A researcher at Cornell University has been looking at these questions
and examining the antioxidant potential of various foods. He has
determined that ascorbic acid, in many instances, plays only a small role
in a food's total antioxidant potential. In fact, although cooking may
lower the ascorbic acid content of the food, it may increase the total
antioxidant effect of the food by releasing other chemicals.

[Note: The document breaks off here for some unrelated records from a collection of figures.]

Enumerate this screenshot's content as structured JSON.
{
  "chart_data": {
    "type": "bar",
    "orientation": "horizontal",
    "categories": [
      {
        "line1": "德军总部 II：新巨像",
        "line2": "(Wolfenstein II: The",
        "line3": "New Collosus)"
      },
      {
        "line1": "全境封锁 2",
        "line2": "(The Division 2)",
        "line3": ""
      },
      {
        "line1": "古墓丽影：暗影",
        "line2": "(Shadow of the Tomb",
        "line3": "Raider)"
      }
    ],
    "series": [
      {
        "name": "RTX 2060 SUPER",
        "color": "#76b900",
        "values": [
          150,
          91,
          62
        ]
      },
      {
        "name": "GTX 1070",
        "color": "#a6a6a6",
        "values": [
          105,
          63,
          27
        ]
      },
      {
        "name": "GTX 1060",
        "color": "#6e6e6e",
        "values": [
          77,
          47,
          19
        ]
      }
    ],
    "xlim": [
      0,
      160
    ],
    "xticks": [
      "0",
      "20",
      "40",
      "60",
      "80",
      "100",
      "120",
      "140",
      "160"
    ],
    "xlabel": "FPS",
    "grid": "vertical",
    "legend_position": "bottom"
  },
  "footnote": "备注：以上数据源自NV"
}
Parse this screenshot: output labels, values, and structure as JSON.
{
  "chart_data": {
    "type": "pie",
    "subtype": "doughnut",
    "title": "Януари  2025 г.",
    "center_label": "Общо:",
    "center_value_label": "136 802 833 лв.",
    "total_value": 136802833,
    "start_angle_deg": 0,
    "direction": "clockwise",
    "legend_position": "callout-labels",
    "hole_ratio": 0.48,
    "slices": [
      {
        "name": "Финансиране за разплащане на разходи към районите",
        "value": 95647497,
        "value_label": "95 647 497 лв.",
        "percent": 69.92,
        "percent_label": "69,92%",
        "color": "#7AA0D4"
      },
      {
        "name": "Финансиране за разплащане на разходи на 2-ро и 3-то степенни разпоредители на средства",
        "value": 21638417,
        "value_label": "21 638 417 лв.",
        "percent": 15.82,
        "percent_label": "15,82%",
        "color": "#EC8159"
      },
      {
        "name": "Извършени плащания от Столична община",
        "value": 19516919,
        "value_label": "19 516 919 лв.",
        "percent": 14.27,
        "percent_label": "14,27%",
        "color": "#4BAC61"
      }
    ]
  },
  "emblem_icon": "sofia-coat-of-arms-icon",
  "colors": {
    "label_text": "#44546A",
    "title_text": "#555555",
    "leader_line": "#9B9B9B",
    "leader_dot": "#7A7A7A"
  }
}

This phenomenon isn't limited to corn and other grains. It appears to occur in fruits and vegetables as well. For example in apples, ascorbic acid provides less than 0.4% of the antioxidant potential. Cooking the apples and decreasing Vitamin C does not lower the antioxidant potential. Most of the antioxidant capacity comes from other phytochemicals. Tomatoes are another example. Raw tomatoes contain about .76 micromol of vitamin C/g of tomato. Heating them for 30 minutes (88 degrees Celsius) decreased their Vitamin C level to 0.54 micromol of vitamin C/g of tomato, about a 1/3 decrease. But at the same time, heating increased available lycopene from 2.01 mg of trans-lycopene/g of tomato to 5.32 mg. The total antioxidant capacity of the tomato increased as well. The antioxidant activity of raw tomatoes increased from 4.13 micromol of vitamin C equiv/g of tomato to 6.70 micromol, more than a 50% increase. [2] In other words, applesauce may be better for you than apples, tomato sauce better than fresh tomatoes and corn porridge better than fresh corn on the cob. Now this isn't the final story and there may be other factors to consider but clearly the research is no longer arguing against cooking fruits, vegetables or whole grains. This is especially good news for cancer patients during chemotherapy. Chemotherapy often lowers white blood cell numbers leaving patients susceptible to infection. Common wisdom has been for them to avoid raw vegetables and salads because they may be sources of bacteria and other infectious agents. The nutritionally minded patients find themselves in a dilemma, worrying that cooking their food will lower its anti-cancer effect. The truth may be that overcooking may actually be better for them.